Participants were recruited from the University of Miami Health System Clinics. Fifty couples consulting for infertility were included in the study. Both partners were asked to complete anonymous self-reported surveys consisting of validated questions related to stress levels, sexual function, and the use of ovulation calculators. The surveys included the Female Sexual Function Index (FSFI) for females and the International Index of Erectile Function (IIEF) for males to assess sexual function. Additionally, the Fertility Problem Inventory (FPI) was used to measure fertility-related stress and distress. The data collected included age, duration of attempts to conceive, and responses to stress-related questions.

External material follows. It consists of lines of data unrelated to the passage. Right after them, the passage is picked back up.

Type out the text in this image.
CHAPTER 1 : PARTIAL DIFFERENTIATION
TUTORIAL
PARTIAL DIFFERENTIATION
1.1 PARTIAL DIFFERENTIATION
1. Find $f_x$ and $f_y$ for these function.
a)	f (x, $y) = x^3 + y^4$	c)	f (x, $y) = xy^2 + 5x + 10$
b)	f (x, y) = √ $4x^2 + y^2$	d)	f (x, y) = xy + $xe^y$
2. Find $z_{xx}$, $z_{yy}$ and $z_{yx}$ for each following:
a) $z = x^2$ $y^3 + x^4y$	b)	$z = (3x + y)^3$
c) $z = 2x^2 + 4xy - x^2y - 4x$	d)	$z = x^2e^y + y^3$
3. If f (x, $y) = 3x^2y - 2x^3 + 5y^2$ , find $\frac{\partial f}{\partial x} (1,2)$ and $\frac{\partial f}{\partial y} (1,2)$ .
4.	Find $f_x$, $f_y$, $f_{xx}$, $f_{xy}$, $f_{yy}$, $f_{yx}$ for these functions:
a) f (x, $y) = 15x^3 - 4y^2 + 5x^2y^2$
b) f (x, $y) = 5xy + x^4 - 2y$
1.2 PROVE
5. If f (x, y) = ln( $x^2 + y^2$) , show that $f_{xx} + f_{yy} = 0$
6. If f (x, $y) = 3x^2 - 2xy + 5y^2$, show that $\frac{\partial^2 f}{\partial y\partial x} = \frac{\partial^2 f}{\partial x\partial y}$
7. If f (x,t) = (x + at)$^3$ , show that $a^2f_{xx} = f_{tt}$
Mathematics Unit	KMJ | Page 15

A total of 50 couples who we reattempting conception completed the cross-sectional study with all the questionnaires were included in the study. Whether or not they were using ovulation calculators, women scored similarly in the 4 variables of the FSFI, including Arousal, Orgasm, Satisfaction, and Lubrication. When evaluating IIEF scores for Male Erectile Function, the average score of men tracking ovulation was 12.0 ± 4.8, compared to 11.5 ± 5.4 in male patients who were not (P-Value: 0.81). The results showed no statistically significant difference in stress levels between couples who used ovulation calculators and those who did not. However, both male and female participants reported higher levels of sexual dysfunction in couples experiencing higher stress levels due to infertility. Fertility-related stress was also found to be significantly associated with mental health implications, with increased anxiety and depression reported by couples undergoing fertility treatments.
The findings suggest that the use of ovulation calculators did not significantly influence the stress experienced by couples seeking fertility treatment. However, the study highlights the significant impact of infertility-related stress on sexual function and mental health in both male and female partners. These results emphasize the importance of addressing the psychological aspects of infertility and providing comprehensive support to couples undergoing fertility treatments. Further research is warranted to explore the complex interplay between ovulation calculator usage, infertility-related stress, sexual dysfunction, and mental health implications in couples seeking to conceive. Healthcare providers should consider incorporating mental health support into fertility treatment programs to optimize patient outcomes and overall well-being.